With Finals week around the corner, I find myself reflecting on the chaos and the awesomeness of this semester of my life. One thing that I've always loved about being a teacher is the defined beginning and ending of each season within which I work. This year, since my students will be moving on to new classes in the spring rather than coming back to English class, I find myself feeling oddly nostalgic already. Teaching kids for only a semester is so bittersweet. I'm saying goodbye to such a fun, interesting group of students; I'm so excited for a restful Christmas break, but I am definitely sad to think that I won't see this group of kids everyday when we return in January. I feel like I'm really just getting to know some of them.
In reflecting on this semester, I realized that one thing I've really tried to stress through the literature we've read is the importance of thinking for oneself. I want my students to be free thinkers. I want them to be confident in their own ability to justify their opinions. I want them to pull away from the group think of the herd and figure things out for themselves. That is so hard in high school. Let's be real, it's difficult in adulthood, too. There is so much pressure to keep your head down and fit in; there is so much pressure to do what you're "supposed" to do. Society constantly tries to dictate our choices if we let it.
As I scroll through the news and social media lately, I can't help but start to worry about this herd mentality, this lack of critical thinking in our society. Our kids have to learn to look critically and objectively at a problem and decide for themselves what they believe about that problem and its solution. There's a lot of danger in the alternative.
I've also found that removing the "right" answers has been liberating for many of my students this semester. Students that have been told for most of their secondary education that they aren't "good at school" have opened up and flourished in an environment of inquiry, a place where it's safe to ask questions and struggle and fail forward.
I'm so thankful everyday for the opportunity to be a part of this journey with my students. I love that I get to build a community of learning where we walk through open doors of thought instead of standing in front of closed doors of conformity and wrong answers and doing what's always been done.
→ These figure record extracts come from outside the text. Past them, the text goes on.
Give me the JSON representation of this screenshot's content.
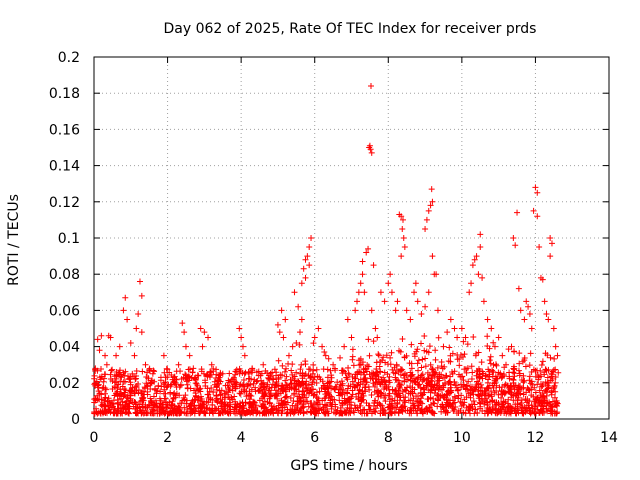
{
  "chart_data": {
    "type": "scatter",
    "title": "Day 062 of 2025, Rate Of TEC Index for receiver prds",
    "xlabel": "GPS time / hours",
    "ylabel": "ROTI / TECUs",
    "xlim": [
      0,
      14
    ],
    "ylim": [
      0,
      0.2
    ],
    "xticks": [
      0,
      2,
      4,
      6,
      8,
      10,
      12,
      14
    ],
    "xtick_labels": [
      "0",
      "2",
      "4",
      "6",
      "8",
      "10",
      "12",
      "14"
    ],
    "yticks": [
      0,
      0.02,
      0.04,
      0.06,
      0.08,
      0.1,
      0.12,
      0.14,
      0.16,
      0.18,
      0.2
    ],
    "ytick_labels": [
      "0",
      "0.02",
      "0.04",
      "0.06",
      "0.08",
      "0.1",
      "0.12",
      "0.14",
      "0.16",
      "0.18",
      "0.2"
    ],
    "grid": true,
    "marker": "+",
    "color": "#ff0000",
    "series": [
      {
        "name": "ROTI",
        "points": [
          [
            0.1,
            0.044
          ],
          [
            0.2,
            0.046
          ],
          [
            0.15,
            0.038
          ],
          [
            0.3,
            0.035
          ],
          [
            0.4,
            0.046
          ],
          [
            0.45,
            0.045
          ],
          [
            0.35,
            0.03
          ],
          [
            0.85,
            0.067
          ],
          [
            0.8,
            0.06
          ],
          [
            0.9,
            0.055
          ],
          [
            0.7,
            0.04
          ],
          [
            0.6,
            0.035
          ],
          [
            1.25,
            0.076
          ],
          [
            1.3,
            0.068
          ],
          [
            1.2,
            0.058
          ],
          [
            1.15,
            0.05
          ],
          [
            1.3,
            0.048
          ],
          [
            1.0,
            0.042
          ],
          [
            1.1,
            0.035
          ],
          [
            1.4,
            0.03
          ],
          [
            1.6,
            0.025
          ],
          [
            1.9,
            0.035
          ],
          [
            2.2,
            0.02
          ],
          [
            2.3,
            0.03
          ],
          [
            2.4,
            0.053
          ],
          [
            2.45,
            0.048
          ],
          [
            2.5,
            0.04
          ],
          [
            2.6,
            0.035
          ],
          [
            2.7,
            0.028
          ],
          [
            2.9,
            0.05
          ],
          [
            3.0,
            0.048
          ],
          [
            3.1,
            0.045
          ],
          [
            2.95,
            0.04
          ],
          [
            3.2,
            0.03
          ],
          [
            3.5,
            0.025
          ],
          [
            3.8,
            0.022
          ],
          [
            3.95,
            0.05
          ],
          [
            4.0,
            0.045
          ],
          [
            4.05,
            0.04
          ],
          [
            4.1,
            0.035
          ],
          [
            4.3,
            0.028
          ],
          [
            4.6,
            0.03
          ],
          [
            4.8,
            0.025
          ],
          [
            5.0,
            0.052
          ],
          [
            5.1,
            0.06
          ],
          [
            5.2,
            0.055
          ],
          [
            5.05,
            0.048
          ],
          [
            5.15,
            0.045
          ],
          [
            5.3,
            0.035
          ],
          [
            5.4,
            0.04
          ],
          [
            5.5,
            0.042
          ],
          [
            5.6,
            0.048
          ],
          [
            5.65,
            0.055
          ],
          [
            5.55,
            0.062
          ],
          [
            5.45,
            0.07
          ],
          [
            5.7,
            0.083
          ],
          [
            5.75,
            0.088
          ],
          [
            5.8,
            0.09
          ],
          [
            5.85,
            0.095
          ],
          [
            5.9,
            0.1
          ],
          [
            5.85,
            0.085
          ],
          [
            5.75,
            0.078
          ],
          [
            5.65,
            0.075
          ],
          [
            6.0,
            0.045
          ],
          [
            6.1,
            0.05
          ],
          [
            6.2,
            0.04
          ],
          [
            6.3,
            0.035
          ],
          [
            6.5,
            0.03
          ],
          [
            6.8,
            0.04
          ],
          [
            6.9,
            0.055
          ],
          [
            7.0,
            0.045
          ],
          [
            7.1,
            0.06
          ],
          [
            7.15,
            0.065
          ],
          [
            7.2,
            0.07
          ],
          [
            7.25,
            0.075
          ],
          [
            7.3,
            0.08
          ],
          [
            7.3,
            0.087
          ],
          [
            7.4,
            0.092
          ],
          [
            7.45,
            0.094
          ],
          [
            7.35,
            0.07
          ],
          [
            7.5,
            0.151
          ],
          [
            7.52,
            0.149
          ],
          [
            7.48,
            0.15
          ],
          [
            7.55,
            0.147
          ],
          [
            7.53,
            0.184
          ],
          [
            7.6,
            0.085
          ],
          [
            7.55,
            0.06
          ],
          [
            7.65,
            0.05
          ],
          [
            7.7,
            0.045
          ],
          [
            7.8,
            0.07
          ],
          [
            7.9,
            0.065
          ],
          [
            8.0,
            0.075
          ],
          [
            8.05,
            0.08
          ],
          [
            8.1,
            0.07
          ],
          [
            8.2,
            0.06
          ],
          [
            8.25,
            0.065
          ],
          [
            8.3,
            0.113
          ],
          [
            8.35,
            0.112
          ],
          [
            8.4,
            0.11
          ],
          [
            8.38,
            0.105
          ],
          [
            8.42,
            0.1
          ],
          [
            8.45,
            0.095
          ],
          [
            8.35,
            0.09
          ],
          [
            8.5,
            0.06
          ],
          [
            8.6,
            0.055
          ],
          [
            8.7,
            0.07
          ],
          [
            8.75,
            0.075
          ],
          [
            8.8,
            0.065
          ],
          [
            8.9,
            0.058
          ],
          [
            9.0,
            0.105
          ],
          [
            9.05,
            0.11
          ],
          [
            9.1,
            0.115
          ],
          [
            9.15,
            0.118
          ],
          [
            9.2,
            0.12
          ],
          [
            9.18,
            0.127
          ],
          [
            9.2,
            0.09
          ],
          [
            9.25,
            0.08
          ],
          [
            9.3,
            0.08
          ],
          [
            9.0,
            0.062
          ],
          [
            9.1,
            0.07
          ],
          [
            9.35,
            0.06
          ],
          [
            9.5,
            0.04
          ],
          [
            9.6,
            0.048
          ],
          [
            9.7,
            0.055
          ],
          [
            9.8,
            0.05
          ],
          [
            10.0,
            0.05
          ],
          [
            10.1,
            0.045
          ],
          [
            10.2,
            0.07
          ],
          [
            10.25,
            0.075
          ],
          [
            10.3,
            0.085
          ],
          [
            10.35,
            0.088
          ],
          [
            10.4,
            0.09
          ],
          [
            10.45,
            0.08
          ],
          [
            10.5,
            0.102
          ],
          [
            10.5,
            0.095
          ],
          [
            10.55,
            0.078
          ],
          [
            10.6,
            0.065
          ],
          [
            10.7,
            0.055
          ],
          [
            10.8,
            0.05
          ],
          [
            10.9,
            0.04
          ],
          [
            11.0,
            0.045
          ],
          [
            11.1,
            0.035
          ],
          [
            11.2,
            0.03
          ],
          [
            11.35,
            0.04
          ],
          [
            11.4,
            0.1
          ],
          [
            11.45,
            0.096
          ],
          [
            11.5,
            0.114
          ],
          [
            11.55,
            0.072
          ],
          [
            11.6,
            0.06
          ],
          [
            11.7,
            0.055
          ],
          [
            11.75,
            0.065
          ],
          [
            11.8,
            0.062
          ],
          [
            11.85,
            0.058
          ],
          [
            11.9,
            0.05
          ],
          [
            11.95,
            0.115
          ],
          [
            12.0,
            0.128
          ],
          [
            12.05,
            0.125
          ],
          [
            12.05,
            0.112
          ],
          [
            12.1,
            0.095
          ],
          [
            12.15,
            0.078
          ],
          [
            12.2,
            0.077
          ],
          [
            12.25,
            0.065
          ],
          [
            12.3,
            0.058
          ],
          [
            12.35,
            0.055
          ],
          [
            12.4,
            0.1
          ],
          [
            12.45,
            0.097
          ],
          [
            12.4,
            0.09
          ],
          [
            12.5,
            0.05
          ],
          [
            12.55,
            0.04
          ],
          [
            12.6,
            0.035
          ]
        ]
      }
    ]
  }
}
This semester, I feel like I've stretched myself as a teacher more than I ever have before. Having a clean slate to plan a course gave me the freedom to take things I've always wanted to do and do them. It gave me the courage to change it up because what did I really have to lose? It's been frustrating and intense and stressful at times, but it's definitely been worth it. If I'm going to ask kids to struggle, then it's only fair that I join them in that struggle to be better every day. I'll just tell you this. It's been a great struggle so far.